Every fact entering a bucket carries a source and a timestamp. Every fact the run grounds on becomes an evidence_ref on the Decision Record. If a claim cannot be linked to evidence, the run does not assert it — it marks it uncertain, defers, or escalates. The on-call story would have ended with “I don’t have a confidently-current source for the on-call schedule” instead of a confident wrong answer.

This is not a UX feature. It is a trust contract. The runtime owes evidence; the model proposes; the Decision Record records what was actually grounded.

5. Cache safely, invalidate explicitly

Caching at scale is non-negotiable, and caching wrong is worse than no cache at all. The pattern that works is per-bucket TTLs paired with event-based invalidation: stable data gets a long TTL, but a policy change or a price update fires an invalidation event that drops cached entries immediately. The cached read-only tool aliases that the Tool Gateway exposes are conservative by design — discovery only, allow-listed tools only, execution still routes through the Gateway. Conservative wins.

Observability you can actually operate

Context systems need the same visibility as runtime systems. The minimum surface to operate is small: pinned pack_version per run, retrieval set with scores, provenance for every critical claim, tool calls with policy_decision_id per call, and a scorecard at the end. Replay determinism — the same trace_id reproducing the same Decision Record — is the most useful single signal that the Context plane is healthy.

If you cannot measure context quality, you cannot improve it.
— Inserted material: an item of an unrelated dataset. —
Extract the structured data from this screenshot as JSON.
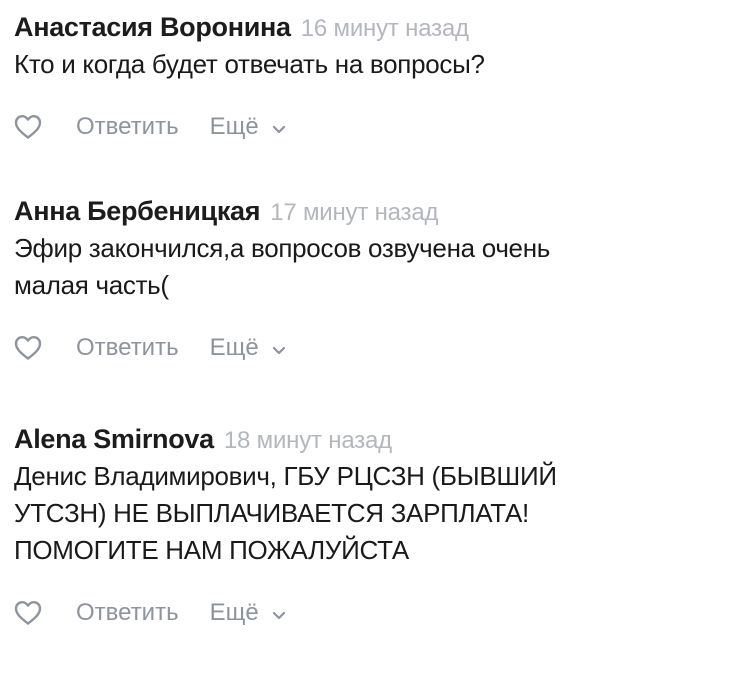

If you cannot trace a confident wrong answer back to a source, you are still in demo mode.

A working checklist

A context system you can trust answers yes to all of these:

Check	Production-grade answer
Can I reproduce the exact context for a past run?	Every run records `pack_version`, content hash, source snapshot refs, bucket budgets, and compiler version.
Do I know which policy bundles were active?	Policy decisions point to signed bundle ids and rule ids, not copied prompt text.
Can I prove where every numeric claim came from?	Numeric claims carry `evidence_ref`s into the Decision Record, with source, timestamp, and payload hash.
Do I have a safe degradation mode?	Missing or stale evidence produces `defer`, `ask_for_info`, or `escalate`, never confident assertion.
Can I invalidate context when truth changes?	Each bucket has TTL plus event-based invalidation from its source owner.
Can I detect schema drift before it reaches the model?	Source contracts run schema checks and golden-set replays before a pack promotes.
Do I treat untrusted text as evidence, not instruction?	User documents, tool output, and memory recall stay in evidence/memory buckets; authority lives in policy and tool manifests.
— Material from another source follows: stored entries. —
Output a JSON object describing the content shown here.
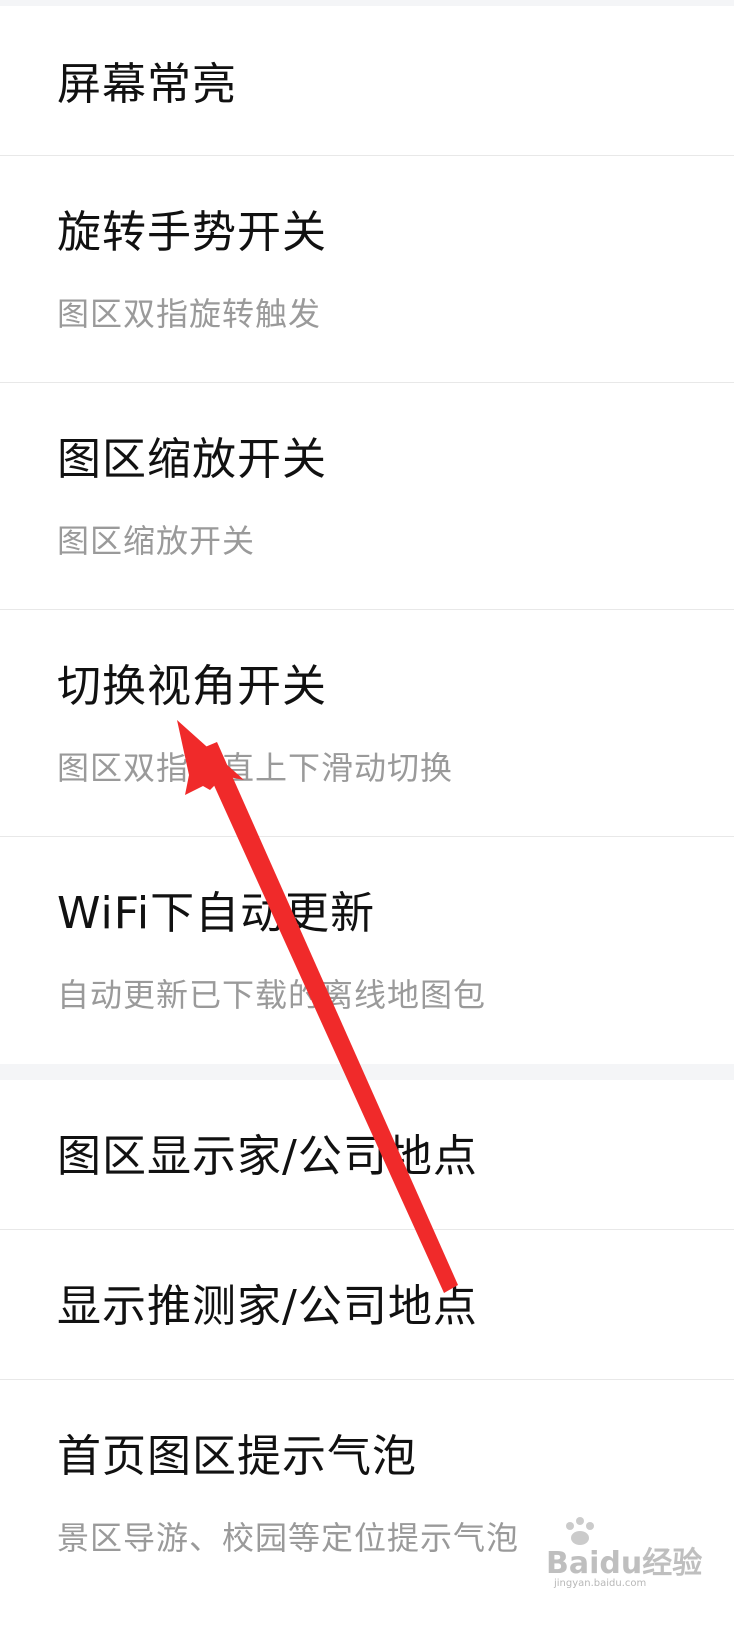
{
  "settings": {
    "screen_on": {
      "title": "屏幕常亮"
    },
    "rotate_gesture": {
      "title": "旋转手势开关",
      "subtitle": "图区双指旋转触发"
    },
    "zoom_switch": {
      "title": "图区缩放开关",
      "subtitle": "图区缩放开关"
    },
    "view_switch": {
      "title": "切换视角开关",
      "subtitle": "图区双指垂直上下滑动切换"
    },
    "wifi_update": {
      "title": "WiFi下自动更新",
      "subtitle": "自动更新已下载的离线地图包"
    },
    "show_home_company": {
      "title": "图区显示家/公司地点"
    },
    "show_inferred_home_company": {
      "title": "显示推测家/公司地点"
    },
    "home_bubble": {
      "title": "首页图区提示气泡",
      "subtitle": "景区导游、校园等定位提示气泡"
    }
  },
  "watermark": {
    "text": "Baidu经验",
    "url": "jingyan.baidu.com"
  },
  "colors": {
    "arrow": "#f02a2a",
    "title": "#111111",
    "subtitle": "#9a9a9a",
    "divider": "#e8e8e8",
    "section_gap": "#f4f5f7"
  }
}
If the answer to any of these is “we’d have to look that up,” you are already carrying the incident. You just have not replayed it yet.

A closing note

The on-call story above ended better than it might have. The team named an owner for the wiki page, added a freshness check to the on-call source, and pushed the change through the agent’s pack as a new version. The recovery took an hour because the diagnosis took five minutes — not because the fix was clever, but because the runtime knew which version of which pack the agent had been running, and that single piece of information let everything else fall into place.

That is the practical case for context engineering. It does not make agents impressive. It makes them debuggable. In production, that is the only thing that matters.